O primeiro fator de risco para o abandono foi a relação médico-paciente. A principal forma de fazer com que o paciente faça uso correto do medicamento é que ele tenha uma boa relação com a equipe que o está atendendo – médico, enfermeiro. Isso é fundamental. É o que comentei anteriormente: a equipe não deve criar uma situação discriminatória, explicar que a doença tem cura, explicar que uma simples medida de uso de máscara protege a família dele, que ele vai fazer o tratamento medicamentoso durante seis meses e que, ao final, vai ficar curado. Portanto, o primeiro problema que entendo é essa relação equipe medico-enfermeiro-paciente.
A segunda causa de abandono foi o alcoolismo. O uso de álcool fez com que os pacientes abandonassem mais o tratamento do que aqueles que não usavam álcool. Pacientes que são considerados etilistas e que usam álcool regularmente e que têm a tuberculose merecem um tratamento supervisionado, porque a chance de abandono desse paciente será maior.

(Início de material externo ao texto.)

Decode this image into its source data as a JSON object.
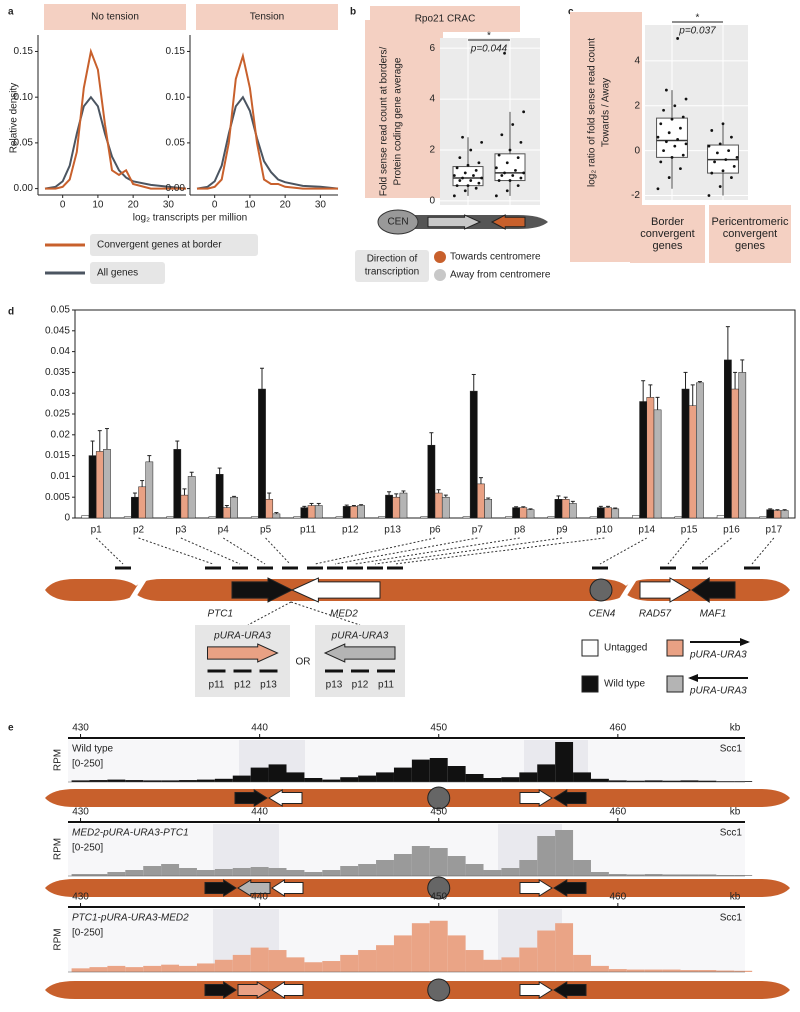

Os outros fatores, como por exemplo, o efeito colateral do remédio, não foi motivo de abandono. Ele não é limitante para o doente tomar o remédio. Tempo de tratamento longo também não é fator limitante. Claro que, se houvesse um tratamento mais curto, com o uso de menos remédios, certamente a adesão seria maior. Mas não se pode colocar toda a culpa do abandono no paciente. Também ele não abandona porque melhora. Abandona porque não foi explicado o tratamento direito para ele, porque não foram fornecidas informações que ele deveria receber para continuar o tratamento. Não podemos esquecer que, quando oferecemos um tratamento para um indivíduo, nós estamos saudáveis. Então, às vezes é fácil falarmos: ‘você tem que tomar o remédio todo dia’, porque eu não estou sentindo nada. Mas ele não. Ele já está doente, não tem trabalho, está sendo discriminado e ainda recebe uma bronca se não tomar o remédio todo dia.
Então, a estratégia tem que ser mudada, tem que ser centrada no paciente. Tenho que entender a expectativa dele e, a partir disso, oferecer o melhor tratamento na percepção dele e não na minha. Com isso, eu (médico) vou fazer com que os indivíduos tomem o medicamento e que recebam alta depois de seis meses, curados.
11. Em breves palavras, trace o cenário atual da extensão da doença no estado de Goiás e no Brasil como um todo.
Os dados do Brasil são parecidos com os de alguns países da África. No entanto, quando a gente vê o Produto Interno Bruto (PIB) do Brasil, dentre os dez, quinze maiores do mundo, está muito além do PIB dos países da África. A nossa expectativa de vida é 72 a 73 anos. Da África, 50 a 55 anos. Então, existe uma disparidade muito grande em relação ao que o Brasil é hoje e a questão da tuberculose. Ainda estamos longe de ter esse controle e ele passa por uma série de problemas que vem sendo discutidos.
No meu ponto de vista, essa discussão precisa ganhar novos ares, novo foco, porque senão ela vai continuar igual aos anos anteriores. Mas eu entendo que o Brasil tem condições de ter um controle da doença muito melhor do que tem hoje em função de nossa capacidade de atenção às pessoas quando comparamos o Brasil com a África, por exemplo.
Em relação a Goiás, são aproximadamente 800 a 900 casos a cada ano. Nós ainda temos uma taxa de abandono alta: 10%, 12% desses pacientes abandonam o tratamento, o que é muito ruim, porque assim eles perpetuam a doença e passam a sofrer de uma enfermidade incurável, que antes seria curável, porque, por mais que se mate o bacilo, o paciente terá muitas sequelas, muitas cicatrizes, terá sintomas o resto da vida. Abandonar o tratamento é muito ruim. E, além disso, a taxa de óbito do nosso Estado é tão ruim quanto é no Brasil - de 4% a 5% das pessoas com tuberculose morrendo por ano -, apesar de todo que falei agora há pouco: o tratamento ser acessível, gratuito, curar os pacientes. Mas existe uma distância grande entre o indivíduo ter a doença, ter o seu diagnóstico feito e fazer o tratamento adequado.